As a parent, you are asked countless times, "How many children do you have?" As a mother to an "excessive number of children,"(which I've been informed is any number over 3) I've been known to claim only the children in my immediate proximity. I obviously don't lie, but when people say, "Oh a boy and a girl. That's just perfect!" or "3 girls, sisters are the best. And no pesky brothers to get in the mix," I just smile and nod. When people learn how many children we actually have, I often hear the inevitable, "Six? Wow! Don't you know how this works?" as they wink and nudge my husband. So out of a desire to not see people's heads explode, I don't always add that we've actually had 7 children. (Plus, I've learned that when people make awkward procreation jokes, talking about a child who has died takes the last bit of air out of the room.)

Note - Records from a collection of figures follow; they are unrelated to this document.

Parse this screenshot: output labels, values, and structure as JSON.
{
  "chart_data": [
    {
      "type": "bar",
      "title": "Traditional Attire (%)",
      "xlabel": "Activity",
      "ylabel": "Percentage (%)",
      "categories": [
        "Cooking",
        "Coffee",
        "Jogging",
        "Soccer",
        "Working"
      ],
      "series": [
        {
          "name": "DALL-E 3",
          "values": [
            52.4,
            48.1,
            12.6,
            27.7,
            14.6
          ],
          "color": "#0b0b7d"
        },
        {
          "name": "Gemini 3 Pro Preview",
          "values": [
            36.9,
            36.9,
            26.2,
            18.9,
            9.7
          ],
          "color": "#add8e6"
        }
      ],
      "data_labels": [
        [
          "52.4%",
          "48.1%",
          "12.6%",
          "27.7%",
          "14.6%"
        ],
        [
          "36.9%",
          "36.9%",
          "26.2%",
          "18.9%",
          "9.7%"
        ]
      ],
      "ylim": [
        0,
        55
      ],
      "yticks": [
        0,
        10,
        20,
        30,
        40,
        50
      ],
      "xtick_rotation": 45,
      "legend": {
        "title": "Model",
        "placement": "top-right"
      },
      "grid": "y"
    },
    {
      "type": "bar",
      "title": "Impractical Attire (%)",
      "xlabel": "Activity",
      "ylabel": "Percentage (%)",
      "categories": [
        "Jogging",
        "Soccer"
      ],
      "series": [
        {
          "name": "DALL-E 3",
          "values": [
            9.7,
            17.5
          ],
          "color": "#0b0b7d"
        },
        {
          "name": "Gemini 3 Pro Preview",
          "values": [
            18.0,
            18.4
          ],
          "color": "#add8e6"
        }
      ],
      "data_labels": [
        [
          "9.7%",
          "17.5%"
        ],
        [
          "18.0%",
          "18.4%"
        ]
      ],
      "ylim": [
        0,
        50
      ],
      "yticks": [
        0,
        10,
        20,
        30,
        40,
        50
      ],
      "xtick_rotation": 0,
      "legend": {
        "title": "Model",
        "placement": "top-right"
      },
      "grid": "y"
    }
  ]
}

When I was pregnant with Hart, I asked my brilliant friend Marian how she answers when people ask many children she has. She lost her beautiful baby, Matthew, and her grace and wisdom told me that her answer would guide me in my own reply. She said that for her, it depended on the situation, but often she would reply with, "I'm raising 3 children." Which she said allowed people to inquire further if they were curious, but didn't force an uncomfortable topic onto those who weren't.
I asked the amazing hospice child life specialist, Sheila, about it. Her answer was very similar to Marian's. This was in the very early stages of knowing that Hart was unlikely to be born alive. As we continued talking, I told her that I have a brain that yearns for symmetry and rhetorically asked how I could rectify this in Christmas pictures and (embarrassingly) said I would have to have another baby in order to create the symmetrical picture of my dreams. Fortunately, Sheila was as kind and loving as she was professional, and didn't sound any alarms at my completely inappropriate musings. I cringe when I think back on this, but as I was trying to wrap my head and heart around this very big reality, my mind went in all kinds of bizarre directions. Read more about our hospice journey in this Indianapolis Business Journal here.
Sometimes, in the desire to comfort a grieving family, people will say, "at least it wasn't _______________," (fill in blank with any surviving children). We heard this several times, and I always assumed this happened only to families who lost young babies. The reasoning? Because they were here such a short time, you didn't have as much time to bond with/get to know them. I've since learned that people say this to parents grieving children of any/all ages. At least he wasn't your only boy, at least it wasn't your baby who hasn't had a chance to experience any life yet, and on and on it goes. I understand the need to find a thread of "good" in death, but in reality, there is no "best" child to lose.
It feels like a burden to have to share such heavy news with someone you've only recently met, but it feels like a betrayal to your child to leave him out of the conversation. The bottom line is that there isn't a day that goes by that any parent who has lost a child doesn't think about that child and, in my experience, they are longing to share them with others.